Twenty-seven patients with the Finnish type of disease are known in Sweden.49 Most of these families are not recent emigrants from Finland; instead, they reflect the admixture of the populations during earlier centuries. It was recently noted that paucity of characteristic clinical abnormalities and lack of appropriate laboratory confirmation may have led to underreporting of Salla disease.50 More than 11 isolated cases in 8 families with the Salla disease phenotype have been described from other countries with a variety of ethnic backgrounds.16 Some of these patients had intermediate phenotypes with clinical findings typical of both Salla disease and ISSD. Since the first description of ISSD in 1982, more than 15 patients have been reported,16 largely from Caucasian families with a wide geographic distribution.

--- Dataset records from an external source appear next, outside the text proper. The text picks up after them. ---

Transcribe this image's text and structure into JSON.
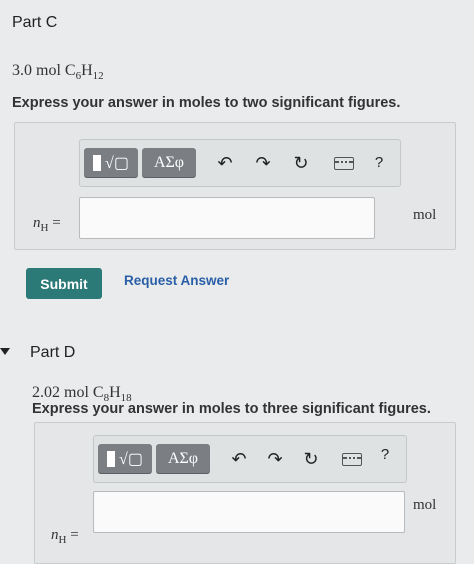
{
  "partC": {
    "title": "Part C",
    "quantity": "3.0 mol C",
    "formula_sub1": "6",
    "formula_mid": "H",
    "formula_sub2": "12",
    "prompt": "Express your answer in moles to two significant figures.",
    "answer_label_var": "n",
    "answer_label_sub": "H",
    "answer_label_eq": "=",
    "answer_value": "",
    "unit": "mol",
    "submit_label": "Submit",
    "request_label": "Request Answer"
  },
  "partD": {
    "title": "Part D",
    "quantity": "2.02 mol C",
    "formula_sub1": "8",
    "formula_mid": "H",
    "formula_sub2": "18",
    "prompt": "Express your answer in moles to three significant figures.",
    "answer_label_var": "n",
    "answer_label_sub": "H",
    "answer_label_eq": "=",
    "answer_value": "",
    "unit": "mol"
  },
  "toolbar": {
    "templates_label": "√▢",
    "greek_label": "ΑΣφ",
    "undo_icon": "undo-icon",
    "redo_icon": "redo-icon",
    "reset_icon": "reset-icon",
    "keyboard_icon": "keyboard-icon",
    "help_label": "?"
  },
  "colors": {
    "submit": "#2c7a78",
    "link": "#2a5fa8",
    "toolbar_button": "#7b7f84"
  }
}
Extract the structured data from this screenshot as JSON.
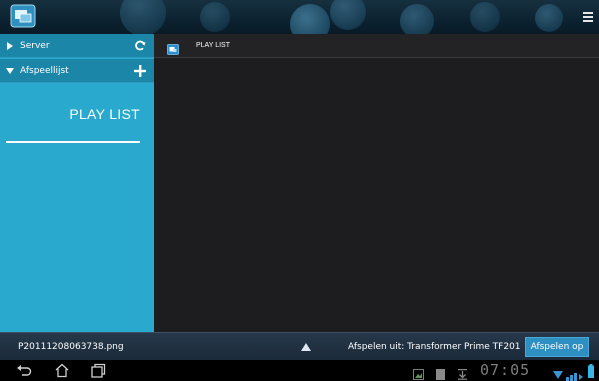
{
  "sidebar": {
    "items": [
      {
        "label": "Server",
        "icon": "refresh-icon"
      },
      {
        "label": "Afspeellijst",
        "icon": "add-icon"
      }
    ],
    "title": "PLAY LIST"
  },
  "main": {
    "header_title": "PLAY LIST"
  },
  "player": {
    "file_name": "P20111208063738.png",
    "source_text": "Afspelen uit: Transformer Prime TF201",
    "play_button": "Afspelen op"
  },
  "status_bar": {
    "time": "07:05"
  },
  "colors": {
    "sidebar": "#2aa9cf",
    "sidebar_row": "#1c86a8",
    "main_bg": "#1d1d1f",
    "accent_button": "#2e8fc2"
  }
}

Detailed clinical observations of Salla disease patients have been described for 34 adult42 and 6 pediatric cases.51 Recent clinical and neuroradiologic evaluations from Finland include 41 patients, 19 under age 20 and 22 over age 20 years.49 Additional data, less systematically collected, are available from the rest of the 95 Finnish Salla disease patients. These observations allowed a delineation of the clinical course of the disease (Table 200-4) from the normal-appearing newborn to the severely mentally and physically disabled adult.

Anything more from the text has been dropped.